Mahalle Dindarlığı: Mehmet Akif Ersoy olayına Kierkegaardçı bir bakış?

Dindar bir okulda okumak, muhafazakâr bir ailede doğmak, "o mahalle"de büyümek Kierkegaard’ın perspektifte dindarlık değil, sadece sosyolojik bir coğrafi kaderdir. Siz aslında sosyolojik bir grubun üyesisiniz. Bir kişi muhafazakâr bir çevrede yetişmiş ve tamamen o normları gösteriyor gibi gözükebilir. Ama bu kişi hala içsel olarak Estetik Evrede olabilir. Dışarıdan görünen o "dindar" kabuk kırıldığında ortaya çıkan yaşam tarzı (eğlence, cinsellik, mal hırsı gibi), kişinin aslında başından beri manevi olarak estetik evrede olduğunu gösterir. Yani bir "savrulma" değil, bir "ifşa" söz konusudur.
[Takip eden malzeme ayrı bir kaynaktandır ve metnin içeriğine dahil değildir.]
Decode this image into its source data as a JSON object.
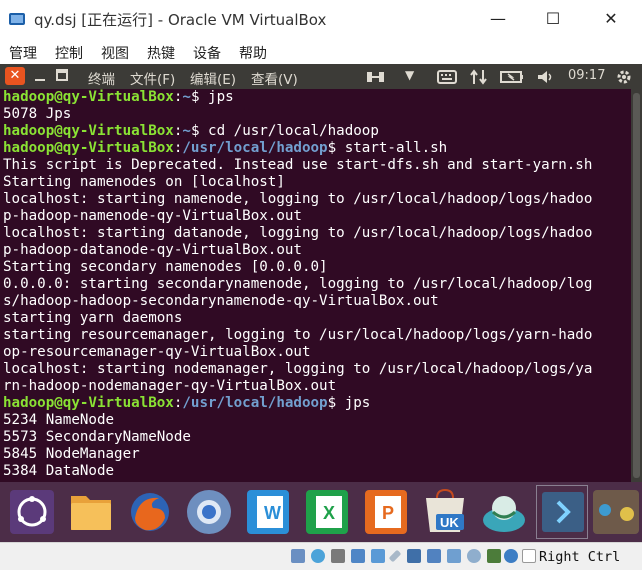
{
  "host": {
    "title": "qy.dsj [正在运行] - Oracle VM VirtualBox",
    "menu": [
      "管理",
      "控制",
      "视图",
      "热键",
      "设备",
      "帮助"
    ],
    "window_buttons": {
      "minimize": "—",
      "maximize": "☐",
      "close": "✕"
    }
  },
  "guest_panel": {
    "close_glyph": "✕",
    "menu": [
      "终端",
      "文件(F)",
      "编辑(E)",
      "查看(V)"
    ],
    "arrow": "▼",
    "clock": "09:17",
    "indicators": [
      "network-switch-icon",
      "keyboard-icon",
      "sort-arrows-icon",
      "battery-icon",
      "volume-icon",
      "gear-icon"
    ]
  },
  "terminal": {
    "colors": {
      "background": "#300a24",
      "user": "#8ae234",
      "path": "#729fcf",
      "text": "#ffffff"
    },
    "lines": [
      {
        "type": "prompt",
        "user": "hadoop@qy-VirtualBox",
        "path": "~",
        "cmd": " jps"
      },
      {
        "type": "out",
        "text": "5078 Jps"
      },
      {
        "type": "prompt",
        "user": "hadoop@qy-VirtualBox",
        "path": "~",
        "cmd": " cd /usr/local/hadoop"
      },
      {
        "type": "prompt",
        "user": "hadoop@qy-VirtualBox",
        "path": "/usr/local/hadoop",
        "cmd": " start-all.sh"
      },
      {
        "type": "out",
        "text": "This script is Deprecated. Instead use start-dfs.sh and start-yarn.sh"
      },
      {
        "type": "out",
        "text": "Starting namenodes on [localhost]"
      },
      {
        "type": "out",
        "text": "localhost: starting namenode, logging to /usr/local/hadoop/logs/hadoo"
      },
      {
        "type": "out",
        "text": "p-hadoop-namenode-qy-VirtualBox.out"
      },
      {
        "type": "out",
        "text": "localhost: starting datanode, logging to /usr/local/hadoop/logs/hadoo"
      },
      {
        "type": "out",
        "text": "p-hadoop-datanode-qy-VirtualBox.out"
      },
      {
        "type": "out",
        "text": "Starting secondary namenodes [0.0.0.0]"
      },
      {
        "type": "out",
        "text": "0.0.0.0: starting secondarynamenode, logging to /usr/local/hadoop/log"
      },
      {
        "type": "out",
        "text": "s/hadoop-hadoop-secondarynamenode-qy-VirtualBox.out"
      },
      {
        "type": "out",
        "text": "starting yarn daemons"
      },
      {
        "type": "out",
        "text": "starting resourcemanager, logging to /usr/local/hadoop/logs/yarn-hado"
      },
      {
        "type": "out",
        "text": "op-resourcemanager-qy-VirtualBox.out"
      },
      {
        "type": "out",
        "text": "localhost: starting nodemanager, logging to /usr/local/hadoop/logs/ya"
      },
      {
        "type": "out",
        "text": "rn-hadoop-nodemanager-qy-VirtualBox.out"
      },
      {
        "type": "prompt",
        "user": "hadoop@qy-VirtualBox",
        "path": "/usr/local/hadoop",
        "cmd": " jps"
      },
      {
        "type": "out",
        "text": "5234 NameNode"
      },
      {
        "type": "out",
        "text": "5573 SecondaryNameNode"
      },
      {
        "type": "out",
        "text": "5845 NodeManager"
      },
      {
        "type": "out",
        "text": "5384 DataNode"
      }
    ]
  },
  "dock": {
    "items": [
      {
        "name": "dash-icon"
      },
      {
        "name": "files-icon"
      },
      {
        "name": "firefox-icon"
      },
      {
        "name": "chromium-icon"
      },
      {
        "name": "libreoffice-writer-icon",
        "label": "W"
      },
      {
        "name": "libreoffice-calc-icon",
        "label": "X"
      },
      {
        "name": "libreoffice-impress-icon",
        "label": "P"
      },
      {
        "name": "ubuntu-software-icon",
        "label": "UK"
      },
      {
        "name": "amazon-icon"
      },
      {
        "name": "terminal-icon"
      }
    ]
  },
  "statusbar": {
    "icons": [
      "hard-disk-icon",
      "optical-drive-icon",
      "audio-icon",
      "network-icon",
      "usb-icon",
      "shared-folders-icon",
      "display-icon",
      "video-capture-icon",
      "cpu-icon",
      "mouse-integration-icon",
      "arrow-down-icon"
    ],
    "host_key": "Right Ctrl"
  }
}
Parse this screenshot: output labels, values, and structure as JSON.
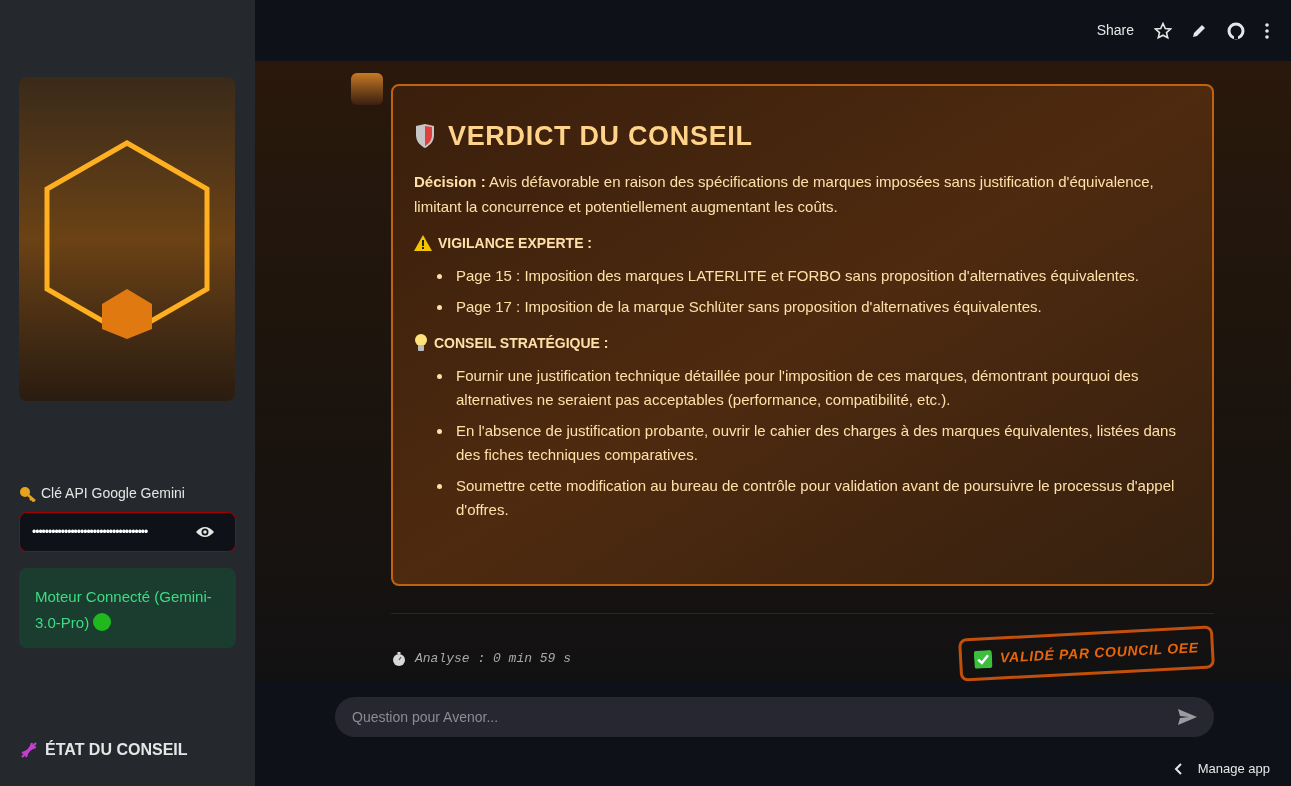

Gazeteci Mehmet Akif Ersoy’un uyuşturucu soruşturması kapsamında tutuklanması ve medyada çıkan cinsel yaşantısı ile ilgili söylentiler sosyal medyada tartışmalara yol açtı. Bu tartışmaların bir kısmı elbette insanların dedikodu merakını tetikleyen işin magazin boyutuydu. Ancak olay toplumumuzun içindeki derin bir sosyolojik travmayı tetiklediği için de tartışmalara neden oldu. Ersoy öyle olsun ya da olmasın insanlar tarafından muhafazakâr bir sunucu olarak biliniyordu. Zaman zaman bu kimliği konuşmalarına yansıyordu. Babasının dindarlığı da zaman zaman gündeme geliyordu. Hatta olaydan sonra babası dini içerikli bir konuşma ile oğlunu müdafaa etmiş, oğlunu Hz. Yusuf’a benzetmişti.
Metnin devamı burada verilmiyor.